Today we keep those as a list, see find_mmio_handler (for regions
emulated in Xen) and also ioreq_server_select (for regions emulated by
QEMU or other external emulators.)
But I think there might be a simpler way: if you look at try_map_mmio,
you'll notice that there is iomem_access_permitted check. I don't think
that check can succeed for an emulated region. (I'd love for Julien and
others to confirm this observation though.)

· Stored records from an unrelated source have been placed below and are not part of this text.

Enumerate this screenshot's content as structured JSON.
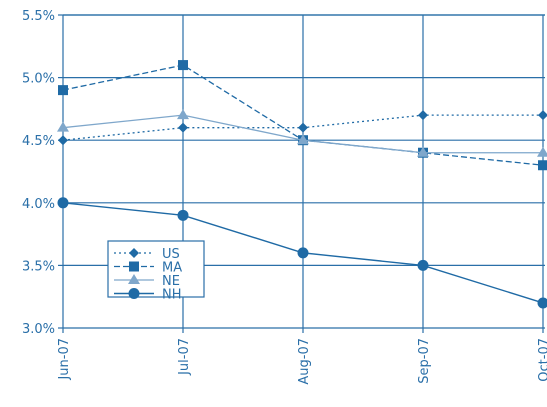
{
  "chart_data": {
    "type": "line",
    "categories": [
      "Jun-07",
      "Jul-07",
      "Aug-07",
      "Sep-07",
      "Oct-07"
    ],
    "y_tick_labels": [
      "3.0%",
      "3.5%",
      "4.0%",
      "4.5%",
      "5.0%",
      "5.5%"
    ],
    "ylim": [
      3.0,
      5.5
    ],
    "grid": true,
    "legend_position": "bottom-left",
    "colors": {
      "line": "#1f6aa5",
      "light_line": "#7fa7cb",
      "grid": "#2a6fa8",
      "text": "#2a6fa8"
    },
    "series": [
      {
        "name": "US",
        "marker": "diamond",
        "values": [
          4.5,
          4.6,
          4.6,
          4.7,
          4.7
        ]
      },
      {
        "name": "MA",
        "marker": "square",
        "values": [
          4.9,
          5.1,
          4.5,
          4.4,
          4.3
        ]
      },
      {
        "name": "NE",
        "marker": "triangle",
        "values": [
          4.6,
          4.7,
          4.5,
          4.4,
          4.4
        ]
      },
      {
        "name": "NH",
        "marker": "circle",
        "values": [
          4.0,
          3.9,
          3.6,
          3.5,
          3.2
        ]
      }
    ]
  }
}
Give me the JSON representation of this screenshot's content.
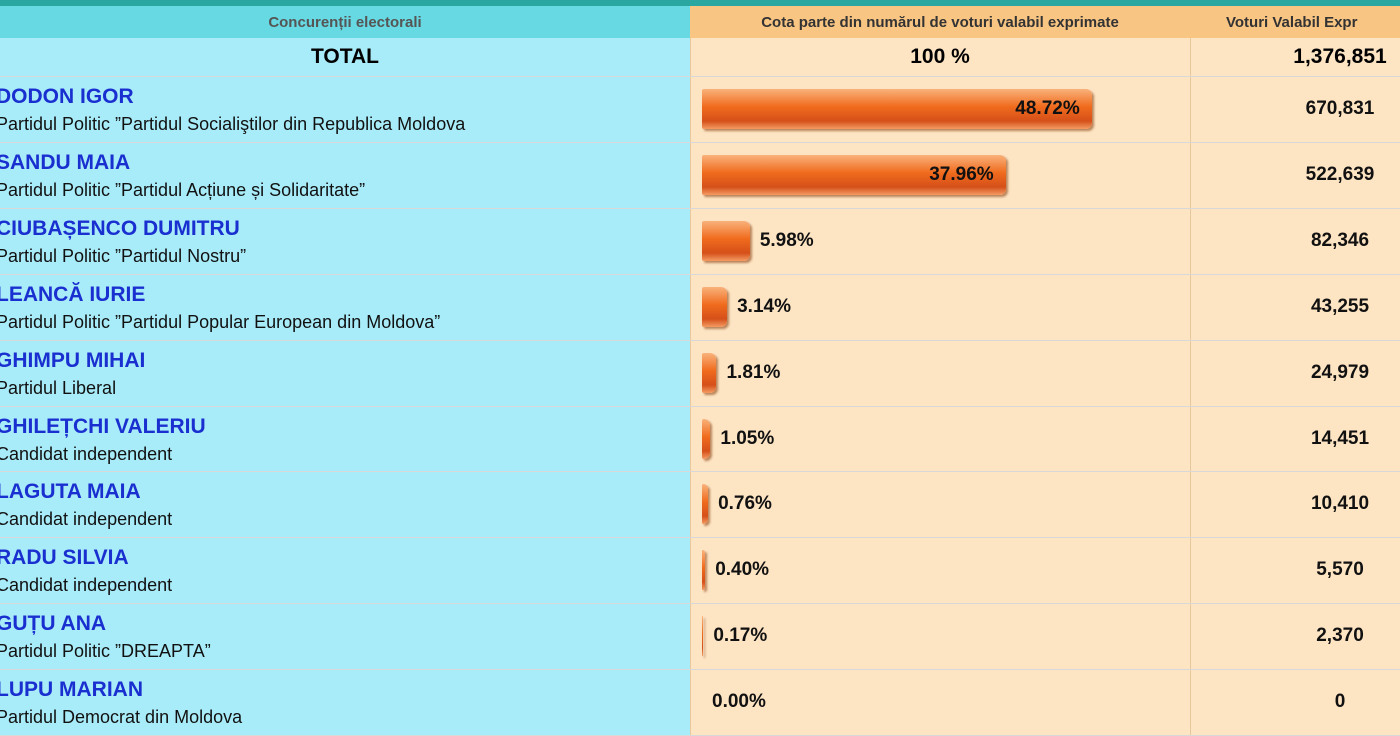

> > Similarly, we can't call try_map_mmio() before
> > p2m_resolve_translation_fault() because a transient fault may be
> > misinterpreted.
> >
> > I think we may be able to harden try_map_mmio() by checking if the I/O
> > region is emulated. But this will need to be fully thought through first.
> >
> > >
> > > If not, then we call decode_instruction from do_trap_stage2_abort_guest
> > > and try again. The second time dabt.valid is set so we end up calling
> > > try_handle_mmio() as usual.
> >
> > With the approach below, you will also end up to call
> > p2m_resolve_translation_fault() and try_map_mmio() a second time if
> > try_handle_mmio() fails.
> >
> > >
> > > Just for clarity let me copy/paste the relevant code, apologies if it
> > > was already obvious to you -- I got the impression my suggestion wasn't
> > > very clear.
> > >
> > >
> > >
> > > +again:
> > > + if ( is_data && hsr.dabt.valid )
> > > {
> > > enum io_state state = try_handle_mmio(regs, hsr, gpa);
> > >
> > > switch ( state )
> > > {
> > > case IO_ABORT:
> > > goto inject_abt;
> > > case IO_HANDLED:
> > > advance_pc(regs, hsr);
> > > return;
> > > case IO_RETRY:
> > > /* finish later */
> > > return;
> > > case IO_UNHANDLED:
> > > /* IO unhandled, try another way to handle it. */
> > > break;
> > > }
> > > }
> > >
> > > /*
> > > * First check if the translation fault can be resolved by the
> > > * P2M subsystem. If that's the case nothing else to do.
> > > */
> > > if ( p2m_resolve_translation_fault(current->domain,
> > > gaddr_to_gfn(gpa)) )
> > > return;
> > >
> > > if ( is_data && try_map_mmio(gaddr_to_gfn(gpa)) )
> > > return;
> > >
> > > + if ( !hsr.dabt.valid )
> > One more thing I noticed, a stage 2 fault can also happen on an access made
> > for a stage 1 translation walk. In this case, I think we don't want to
> > decode the instruction.
> >
> > So this would need to be !hsr.dabt.valid && !hsr.dabt.s1ptw. Depending on
> > which patch we go with, this would also need to be adjusted in the other one
> > as well.
>
> This triggered me to check for the remaining bits as well. Refer DDI 0487G.b
> Armv8 Arm, "ISS encoding for an exception from a Data Abort", Page D13-3219
>
> I guess we need to check the following :-
>
> 1. !hsr.dabt.valid
>
> 2. !hsr.dabt.s1ptw - Abort may be due to stage 1 translation table walk
>
> 3. !hsr.dabt.cache - Abort is due to cache maintenance or address translation
> instructions. We do not decode these instructions.
>
> 4. !hsr.dabt.eat - Abort is external
Yes, makes sense to me
> There is no need to check the following due to the reasons mentioned :-
>
> 1. hsr.dabt.dfsc - no need as we have already determined that it is a
> translation fault from EL0/EL1.
>
> 2. hsr.dabt.write - no need as the fault can be caused due to both read or
> write
>
> 3. hsr.dabt.fnv - no use for this in instruction decoding
These also makes sense to me
> 4. hsr.dabt.sbzp0 - Bits[12:11] - We know that DFSC cannot be 0b010000
> (FEAT_RAS), We may not check for FEAT_LS64 as from the instruction opcode, we
> can make out that it is not ST64BV, LD64B, ST64B or ST64BV0
>
> Bit[13] - VCNR - The instruction opcode will tell us
> that it is not MRS/MSR instruction.
Yeah this check could be useful in the future but it would be redundant
at the moment. I am fine either way, I'll let other comment.